Blaine Finley, representing the CFP class, said his clients’ losses as a result of the price-fixing were in excess of USD 100 million (EUR 89 million), including a trebling of funds owed to account for damages.

“The commercial food preparers class would like to point out the defendant’s apparent lack of remorse,” Finley said.

Finley said it was notable that the defendants in the civil case had not sought a summary judgment.

“We would take this as recognition that we were damaged by this conspiracy to some degree or at least that this conspiracy would apply to the commercial food preparer class,” he said.

He estimated the average harm suffered per restaurant in his class to be in the “hundreds of dollars” range, and said those funds are “significant to anyone, but especially small-business owners in this climate.”

Chris Lebsock, representing Olean Wholesale Grocery Cooperative, said Lischewski’s action had “had a direct impact” on his client.
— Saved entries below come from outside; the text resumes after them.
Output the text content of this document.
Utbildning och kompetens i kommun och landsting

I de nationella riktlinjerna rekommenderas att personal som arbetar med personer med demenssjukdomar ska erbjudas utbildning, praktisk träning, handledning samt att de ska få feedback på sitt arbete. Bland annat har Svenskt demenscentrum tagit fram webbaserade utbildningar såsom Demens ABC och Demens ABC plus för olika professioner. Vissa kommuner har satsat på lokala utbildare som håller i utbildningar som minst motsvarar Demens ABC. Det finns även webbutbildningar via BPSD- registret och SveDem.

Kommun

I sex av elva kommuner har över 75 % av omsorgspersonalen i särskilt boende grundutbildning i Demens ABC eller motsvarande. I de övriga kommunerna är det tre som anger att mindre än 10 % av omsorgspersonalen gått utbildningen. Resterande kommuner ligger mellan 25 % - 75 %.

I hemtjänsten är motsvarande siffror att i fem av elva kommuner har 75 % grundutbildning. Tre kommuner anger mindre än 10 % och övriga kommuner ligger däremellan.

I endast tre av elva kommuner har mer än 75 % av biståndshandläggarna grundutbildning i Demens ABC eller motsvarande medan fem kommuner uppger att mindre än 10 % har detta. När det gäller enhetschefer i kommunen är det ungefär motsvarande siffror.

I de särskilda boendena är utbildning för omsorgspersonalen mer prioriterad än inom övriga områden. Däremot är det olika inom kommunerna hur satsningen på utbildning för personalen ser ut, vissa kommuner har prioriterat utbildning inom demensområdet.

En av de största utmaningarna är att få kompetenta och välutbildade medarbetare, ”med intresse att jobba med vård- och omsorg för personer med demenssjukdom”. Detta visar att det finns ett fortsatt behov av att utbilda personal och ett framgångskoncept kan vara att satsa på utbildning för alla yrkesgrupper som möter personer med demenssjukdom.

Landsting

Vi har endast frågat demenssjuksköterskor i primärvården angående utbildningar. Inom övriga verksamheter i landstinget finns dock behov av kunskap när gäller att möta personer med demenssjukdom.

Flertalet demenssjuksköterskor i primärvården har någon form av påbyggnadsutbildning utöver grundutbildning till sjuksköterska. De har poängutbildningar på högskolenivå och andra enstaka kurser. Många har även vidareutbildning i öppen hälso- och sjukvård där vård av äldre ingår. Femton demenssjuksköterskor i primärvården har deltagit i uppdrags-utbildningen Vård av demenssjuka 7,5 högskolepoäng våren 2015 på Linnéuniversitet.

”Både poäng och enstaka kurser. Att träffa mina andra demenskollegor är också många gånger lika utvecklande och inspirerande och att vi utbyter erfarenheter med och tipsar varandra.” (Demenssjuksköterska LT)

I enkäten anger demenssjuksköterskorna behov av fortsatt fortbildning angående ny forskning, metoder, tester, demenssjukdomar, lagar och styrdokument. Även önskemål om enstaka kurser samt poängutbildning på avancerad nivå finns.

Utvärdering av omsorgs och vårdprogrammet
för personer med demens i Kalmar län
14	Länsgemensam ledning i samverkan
He said the conspiracy had particularly hurt the grocery business, “which has always been characterized by thin margins.”

“[A financial] analysis shows that all three of the major tuna packers – sold approximately 5 billion of packaged tuna products to direct purchasers [during the conspiracy],” he said. “Prices were approximately 10 percent higher than they should have been.”

In Olean’s case, its USD 2 million (EUR 1.8 million) of packaged tuna product purchases during the time of the conspiracy amounted to damages estimated at USD 200,000 (EUR 178,000).

Steve Six, representing Associated Wholesale Grocers of the DPP class, asked the judge sentencing Lischewski to create a fund from Lischewski’s criminal fine that would be used as a credit against civil fines levied against him.

“[We would] have Mr. Lischewski pay into court to protect the money against the storm of factors that are likely coming his way,” he said.

Six’s suggestion was disregarded by the judge in his sentencing.